How many criminals do you know personally? Most of us would answer “none” – but there is a worrying trend for fraudulent activity to be performed either by the “first” or “second” party rather than some remote, unknown third party.
First-party fraud is essentially where the consumer uses either their own or a completely synthetic (fabricated) identity and sets out with the specific objective of leveraging that identity to access credit funds without any intent of payment. This intent differentiates a first-party fraudster from someone who becomes unable or unwilling to pay because of credit distress. Most first-party fraudsters will disappear and avoid all efforts at ensuing track and trace.
Second-party fraud is essentially where the consumer knows and trusts the perpetrator: a spouse, a friend, a family member, a work colleague, etc. This relationship is why those in the industry use the oxymoron “friendly fraud.” Sometimes the consumer has intentionally given this person access to authentication credentials or payment instruments in the past because of a level of trust between them, never thinking that this same person would go on to abuse that access and trust.
How many of us, for example, share passwords with our nearest and dearest, or even provide the likes of a payment card and PIN number to someone we know, so that they can make a withdrawal for us or fulfil a purchase? This is far more common than you might think, especially when it comes to a spouse, a teenage son or daughter, or a personal assistant at work.
On other occasions, someone may just be familiar enough to use an account, without having been previously authorized or intentionally given personal passwords. Consider the child that knows where Mum or Dad keep their purse or wallet. Or the friend that knows their buddy’s regular and favorite password is a combination of their dog’s name and their post code.
For financial services institutions, first- and second-party abuse are especially challenging. Spotting and proving criminal intent, or broaching the subject of the consumer having been potentially duped by someone they know, is a risky business. Consumers will often be in shock and denial even when faced with an indelible audit trail, and can react angrily to any suggestion that they, or people they know and trust, were involved.
Consumers can also be wary of revealing their own actions and naivety: Imagine being asked by your bank, after a case of fraud, “Have you ever allowed someone to have access to your card, or written down or revealed your PIN number?” Instinctively, everyone says, “No, of course not” for fear of criticism or reprisal — in fact, many people do exactly that.
People subject to “friendly fraud” may also be unwilling to report the abuse to the authorities or to allow a prosecution, even when they acknowledge the crime has taken place. Some, depending upon where they find themselves on the grief curve, will even attribute blame and responsibility for the monetary loss to the bank, refusing to pay back anything that their nearest and dearest may have accessed and used.

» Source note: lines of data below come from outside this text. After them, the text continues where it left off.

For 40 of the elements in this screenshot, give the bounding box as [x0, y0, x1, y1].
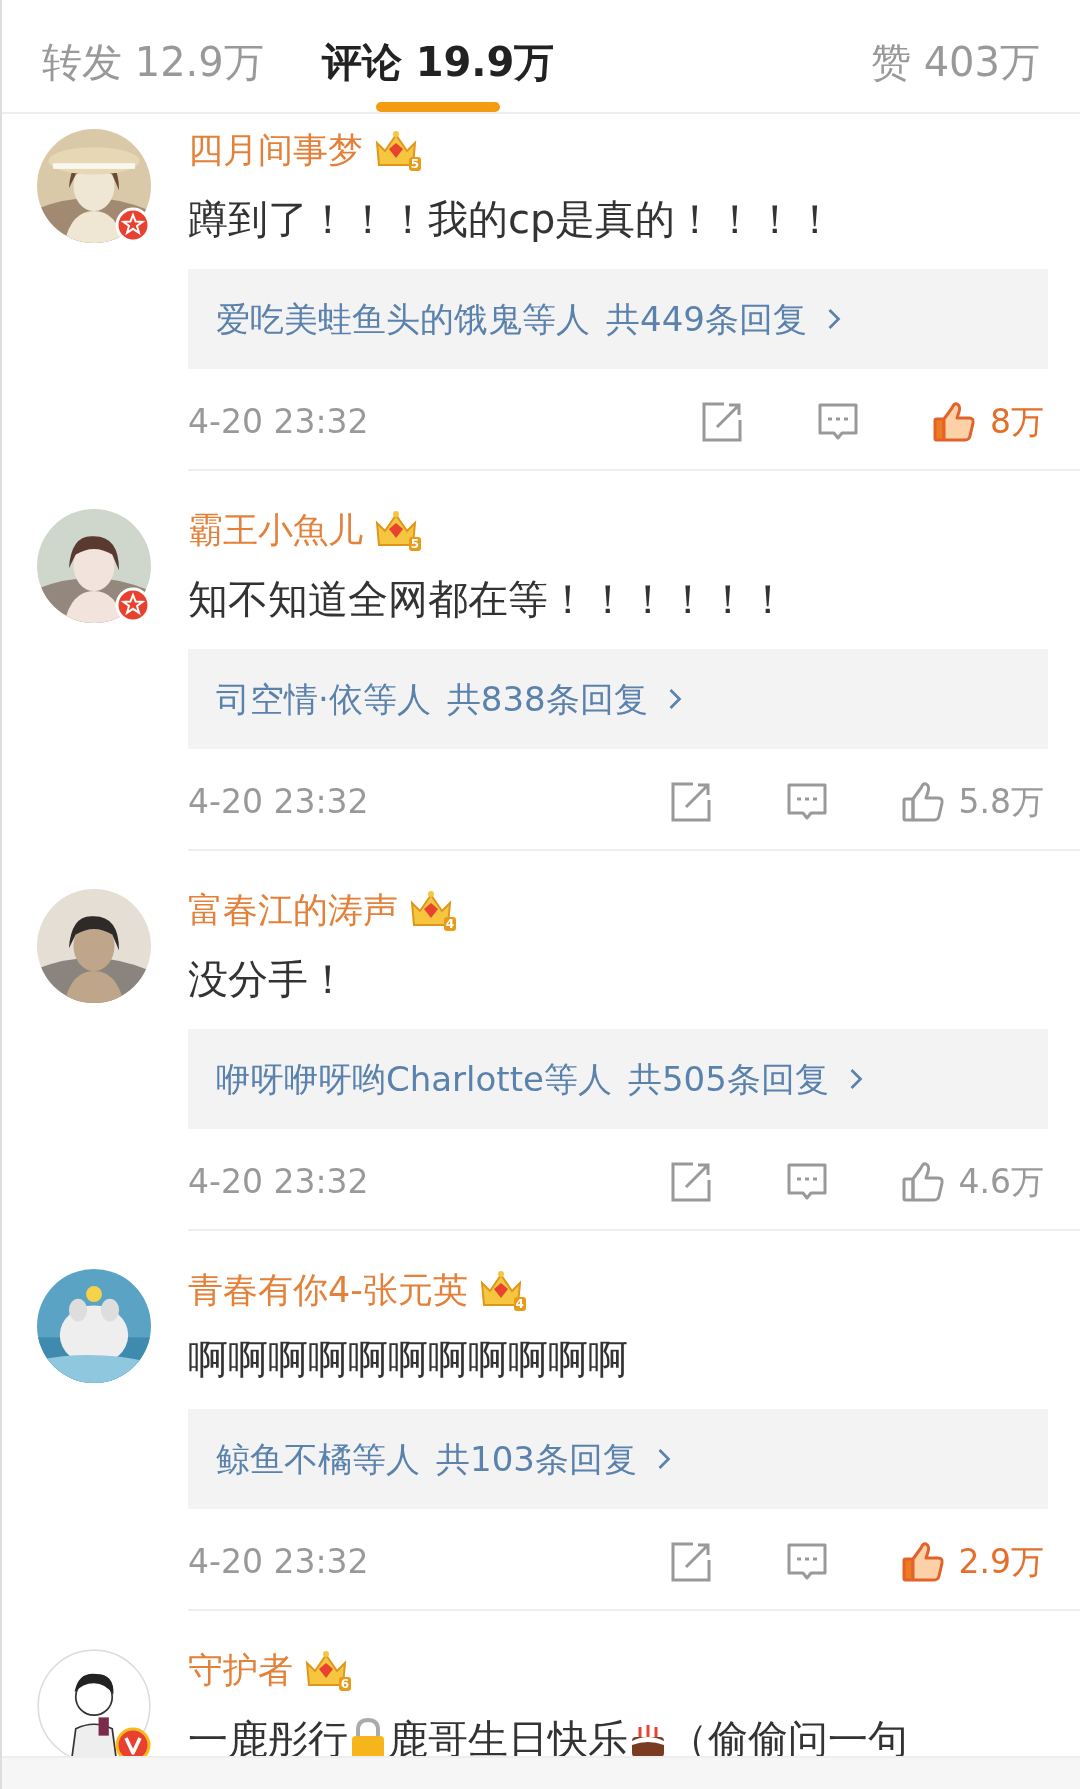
reply-count: 共449条回复 [606, 297, 807, 341]
user-name[interactable]: 青春有你4-张元英 [188, 1270, 468, 1310]
tab[interactable]: 转发 12.9万 [42, 12, 264, 112]
replies-link[interactable]: 司空情·依等人 共838条回复 [188, 649, 1048, 749]
tab[interactable]: 赞 403万 [870, 12, 1040, 112]
comment-text: 蹲到了！！！我的cp是真的！！！！ [188, 195, 836, 244]
thumbs-up-icon[interactable] [900, 1540, 945, 1584]
comment-text: 啊啊啊啊啊啊啊啊啊啊啊 [188, 1335, 628, 1384]
timestamp: 4-20 23:32 [188, 401, 369, 444]
user-name[interactable]: 守护者 [188, 1650, 293, 1690]
thumbs-up-icon[interactable] [932, 400, 976, 444]
timestamp: 4-20 23:32 [188, 781, 369, 824]
star-badge-icon [115, 207, 151, 243]
like-count: 5.8万 [958, 781, 1044, 824]
thumbs-up-icon[interactable] [900, 780, 945, 824]
comment-text: 知不知道全网都在等！！！！！！ [188, 575, 788, 624]
timestamp: 4-20 23:32 [188, 1161, 369, 1204]
reply-names: 爱吃美蛙鱼头的饿鬼等人 [216, 297, 590, 341]
user-name[interactable]: 四月间事梦 [188, 130, 363, 170]
tab[interactable]: 评论 19.9万 [321, 12, 555, 112]
like-count: 4.6万 [958, 1161, 1044, 1204]
timestamp: 4-20 23:32 [188, 1541, 369, 1584]
reply-count: 共505条回复 [627, 1057, 829, 1101]
reply-names: 鲸鱼不橘等人 [216, 1437, 420, 1481]
user-name[interactable]: 霸王小魚儿 [188, 510, 363, 550]
reply-count: 共838条回复 [446, 677, 648, 721]
comment-text: 没分手！ [188, 955, 348, 1004]
reply-count: 共103条回复 [436, 1437, 637, 1481]
user-name[interactable]: 富春江的涛声 [188, 890, 398, 930]
like-count: 2.9万 [958, 1541, 1044, 1584]
reply-names: 咿呀咿呀哟Charlotte等人 [216, 1057, 612, 1101]
star-badge-icon [115, 587, 151, 623]
share-icon[interactable] [700, 400, 744, 444]
like-count: 8万 [990, 401, 1044, 444]
reply-names: 司空情·依等人 [216, 677, 431, 721]
comment-text: 鹿哥生日快乐 [388, 1715, 628, 1764]
thumbs-up-icon[interactable] [900, 1160, 945, 1204]
replies-link[interactable]: 咿呀咿呀哟Charlotte等人 共505条回复 [188, 1029, 1048, 1129]
replies-link[interactable]: 爱吃美蛙鱼头的饿鬼等人 共449条回复 [188, 269, 1048, 369]
replies-link[interactable]: 鲸鱼不橘等人 共103条回复 [188, 1409, 1048, 1509]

As ever, the best defense here is advanced consumer education. There is a very good reason why financial instruments and authentication credentials should be treated as secret and “like cash,” even when we are dealing with those that we know and trust. In my years at a bank, dealing with the aftermath of marital disputes, I lost count of the number of occasions where an aggrieved and estranged partner sought to leverage past authorized access to both joint and sole accounts to inflict some financial pain. Reprisal is only one potential motive for fraud, and we would all do well to remember that.
As Don Corleone in The Godfather taught us, “Keep your friends close and your enemies closer.” In other words, be very aware of those who might cause you harm. It’s good advice – especially when the line between friends and enemies blurs.